If U.S. large-cap companies with a big international footprint begin to repatriate cash, U.S. markets could experience a huge cash injection ahead. Current estimates put aggregate balance of cash held abroad by U.S. companies at $2.5 trillion as firms avoid the current U.S. tax rate.

For clues on what companies would do if they repatriated the trillions of dollars back onto U.S. soil, DiCesare argued that we should look back to 2004 for any hints since the 2004 tax holiday also allowed multi-nationals to repatriate earnings held overseas at a 5.25% tax rate.

If 2004 is any indication, repatriated cash ahead could translate to increased special dividends and share buybacks. From 2003 to 2005, 63% of S&P 500 companies raised annual dividends. In 2003, $30.3 billion in special dividends was paid to S&P 500 company shareholders. In 2004, the figure jumped to $179.4 billion, an increase of 492%. Of this $179.4 billion, $149.8 billion or 84% of dividends came out of companies in the GICS Information Technology sector.

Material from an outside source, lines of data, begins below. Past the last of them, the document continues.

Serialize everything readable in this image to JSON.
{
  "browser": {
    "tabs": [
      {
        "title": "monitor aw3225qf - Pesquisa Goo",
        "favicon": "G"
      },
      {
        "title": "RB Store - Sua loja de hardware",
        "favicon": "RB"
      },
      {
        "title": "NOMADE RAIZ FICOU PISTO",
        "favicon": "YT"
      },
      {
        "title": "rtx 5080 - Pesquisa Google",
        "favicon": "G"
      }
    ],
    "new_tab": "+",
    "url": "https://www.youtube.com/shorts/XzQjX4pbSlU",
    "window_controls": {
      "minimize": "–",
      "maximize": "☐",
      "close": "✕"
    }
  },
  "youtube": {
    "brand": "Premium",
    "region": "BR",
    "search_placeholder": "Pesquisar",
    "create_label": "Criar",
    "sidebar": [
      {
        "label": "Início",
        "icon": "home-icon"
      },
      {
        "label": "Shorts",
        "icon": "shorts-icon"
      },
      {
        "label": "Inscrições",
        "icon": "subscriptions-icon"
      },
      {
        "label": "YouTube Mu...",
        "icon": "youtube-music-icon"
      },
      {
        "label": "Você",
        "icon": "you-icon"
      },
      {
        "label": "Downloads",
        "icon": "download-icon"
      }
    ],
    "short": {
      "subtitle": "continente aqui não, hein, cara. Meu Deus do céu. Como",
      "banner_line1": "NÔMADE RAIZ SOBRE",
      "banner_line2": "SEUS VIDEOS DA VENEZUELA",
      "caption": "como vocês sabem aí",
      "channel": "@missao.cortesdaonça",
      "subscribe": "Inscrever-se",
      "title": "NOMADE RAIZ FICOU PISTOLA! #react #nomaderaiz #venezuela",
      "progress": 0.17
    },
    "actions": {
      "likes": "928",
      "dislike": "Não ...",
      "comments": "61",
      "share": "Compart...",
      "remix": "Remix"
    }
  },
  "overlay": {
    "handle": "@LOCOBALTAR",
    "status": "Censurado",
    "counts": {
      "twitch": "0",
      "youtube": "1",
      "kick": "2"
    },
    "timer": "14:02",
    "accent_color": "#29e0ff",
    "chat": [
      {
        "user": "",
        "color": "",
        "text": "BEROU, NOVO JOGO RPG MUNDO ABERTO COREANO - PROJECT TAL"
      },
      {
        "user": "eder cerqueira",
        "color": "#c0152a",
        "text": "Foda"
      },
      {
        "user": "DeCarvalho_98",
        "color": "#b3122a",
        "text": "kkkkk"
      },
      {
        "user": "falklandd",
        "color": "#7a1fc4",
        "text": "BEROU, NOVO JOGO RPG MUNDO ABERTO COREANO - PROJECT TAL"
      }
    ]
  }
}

Similarly, share repurchases also surged following the tax holiday. In 2003, $115 billion of shares were bought back. In 2004 and 2005, this number surged to $202.7 billion and $336.5 billion, respectively, a cumulative increase of 193%.

“While there was an increase in capital expenditures, the enormous spikes in special dividends and share buybacks indicate that a large portion of repatriated assets were used to reward shareholders directly,” DiCesare said.

If history repeats itself, technology companies could once again account for the lion’s share of repatriated cash, and these tech firms may reward shareholders in the form of dividends and buybacks. ETF investors may also capitalize on the potential changes through sector-specific ETFs, such as Technology Select Sector SPDR Fund (NYSEArca: XLK), Vanguard Information Technology ETF (NYSEArca: VGT) and iShares U.S. Technology ETF (NYSEArca: IYW). Additionally, the First Trust NASDAQ Technology Dividend Index Fund (NasdaqGS: TDIV) may act as a targeted play on dividend-generating tech companies.